Backwards compatibility and stability. Painless is amazing but it isn't finished. I mean, no software is finished, but painless is getting a lot of new features so it is moving fast. Like, it just got support negative array indexes meaning "index from the back". That is technically a backwards compatibility breaking feature, but one that folks have asked for even before it was released. We will be adding lots of things to painless during the 5.0 release.
Seems a bit hasty to deprecate groovy in 5.0 when it supports negative array indexes since years, while painless, the "preferred" solution, does not. This can scare people off.
It is super hasty but I'm fairly convinced it is the right thing to do. Painless is changing a lot and is nowhere near documented enough but groovy is insecure and slow. The security part worries me a lot because just having it on the classpath has caused vulnerabilities in the past. And the sandbox is worthless so turning on dynamic scripting is fraught. But people do it because dynamic scripting is awesome and flexible and powerful and great.

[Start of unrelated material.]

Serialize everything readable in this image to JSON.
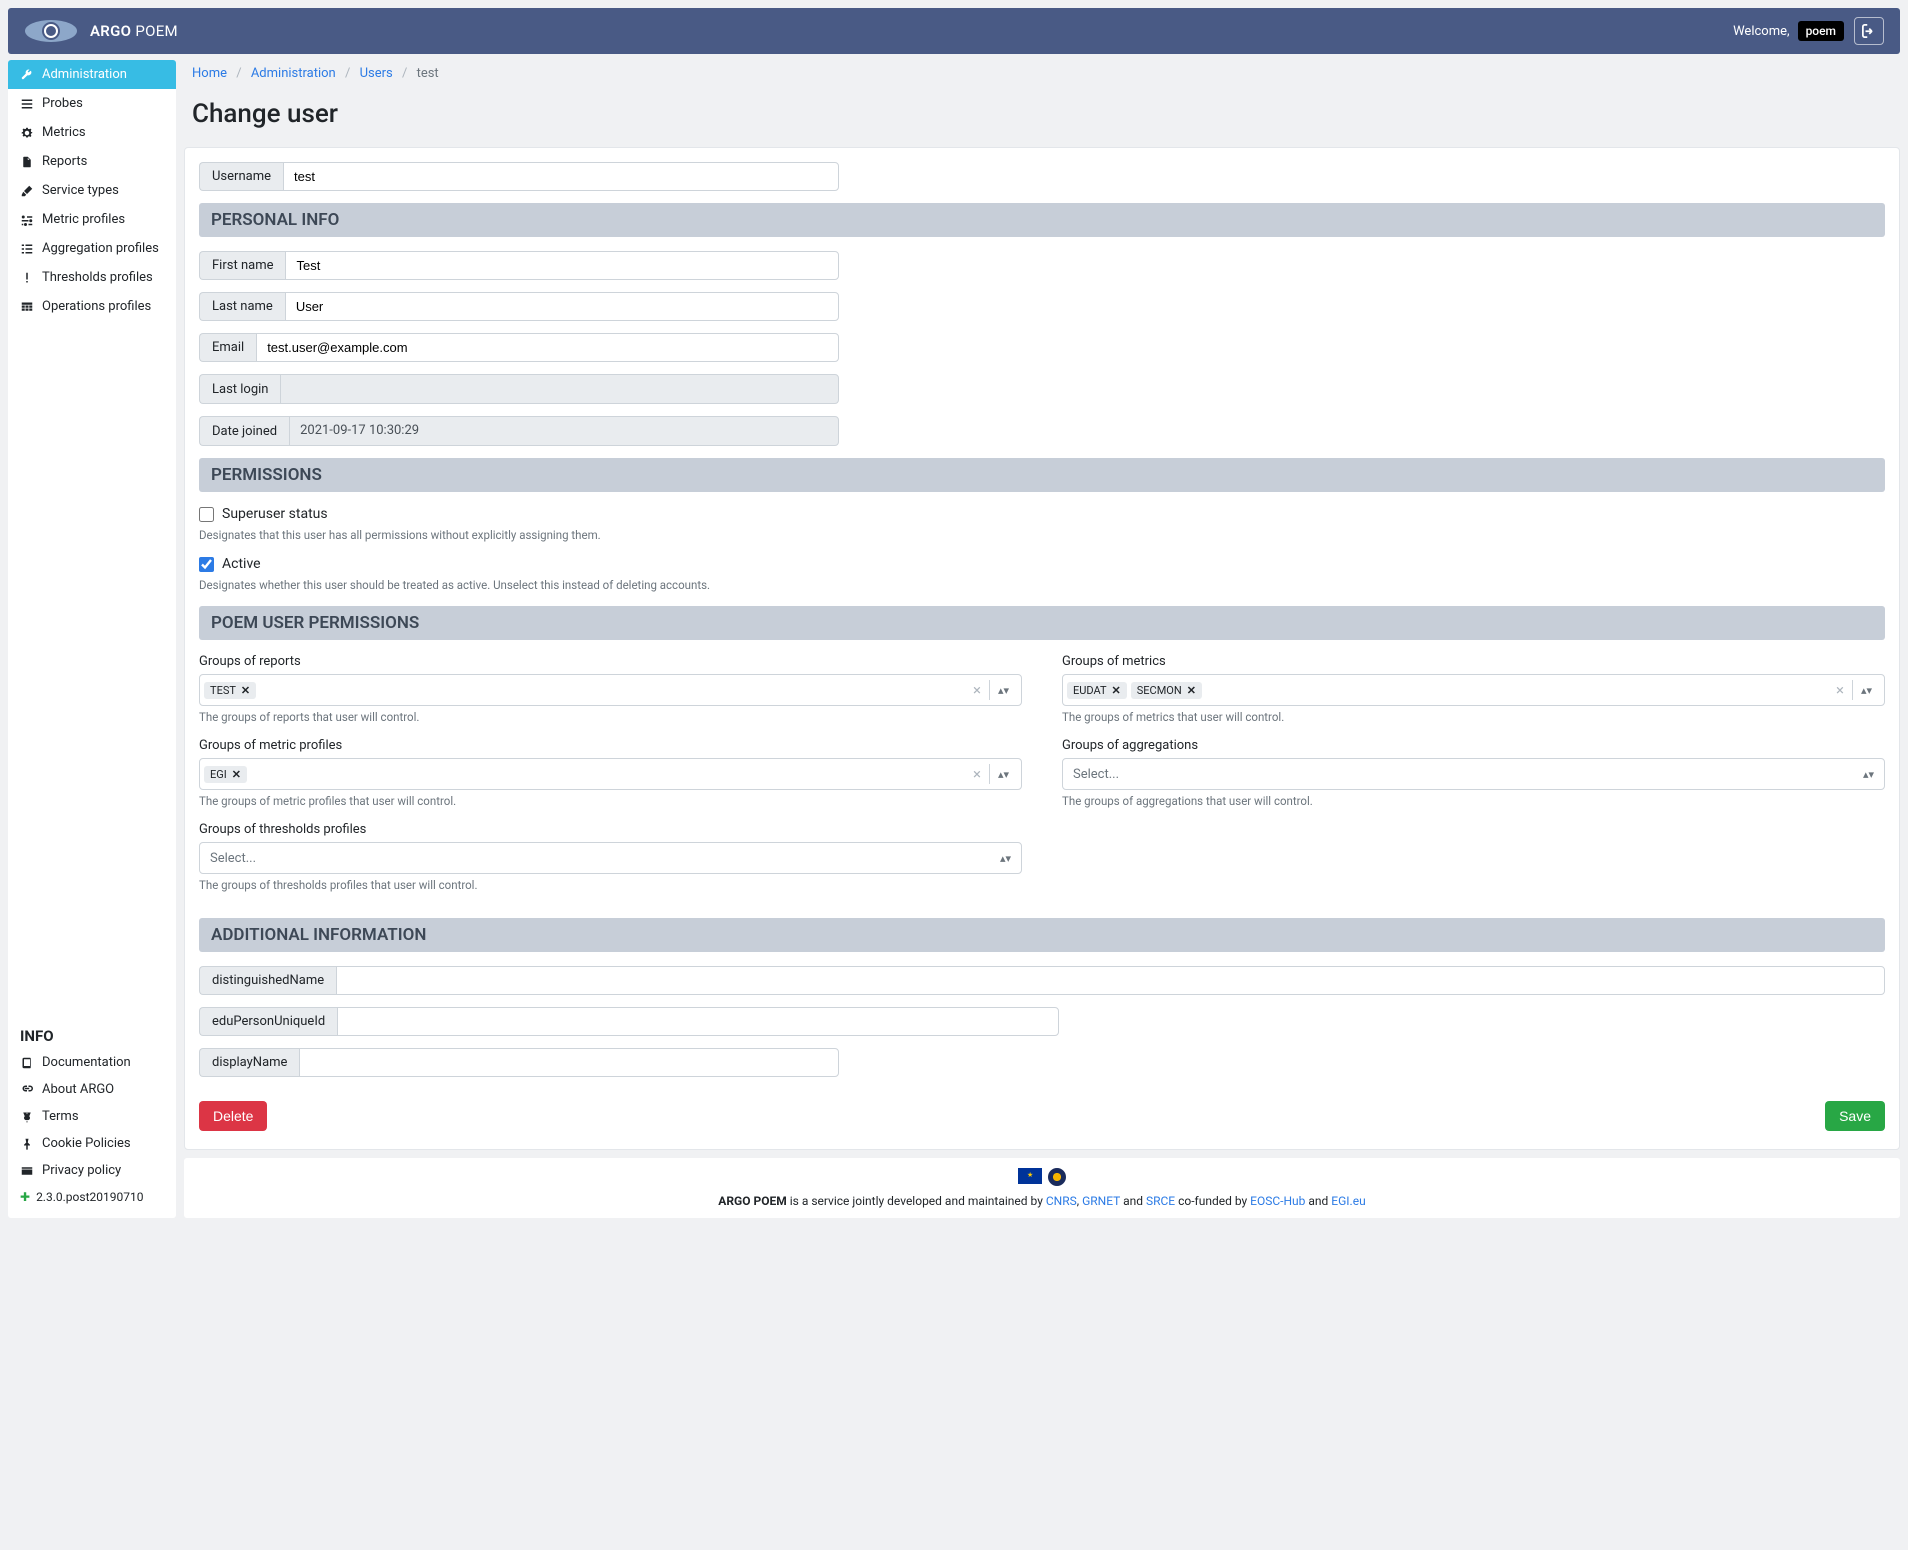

So we got here: painless is the new default because you can use it in dynamic scripting safely. And if we discover a vulnerability with painless we'll fix it immediately. Groovy is available for anyone that needs the stability that it offers but we all look at it sideways because it has a lean and hungry look.
I see that there are reasons for and against the groovy library. But let me ask: Why first install this module, and then warn people that this is deprecated? It's a bit irritating for users who just installed elasticsearch, see the warning and wonder what they did wrong.
I totally agree with @Suny, just installed elastic search and am trying it out but this was the first thing I saw which now makes me confused right off the bat! It would be nice to have something welcoming rather than a warning about deprecated packages. But you can put that message somewhere else and if it's important enough, you might as well just use it and warn people that this is not as stable as the deprecated package but you're on it ... so something to look forward not worry and know that we need to change it at some point.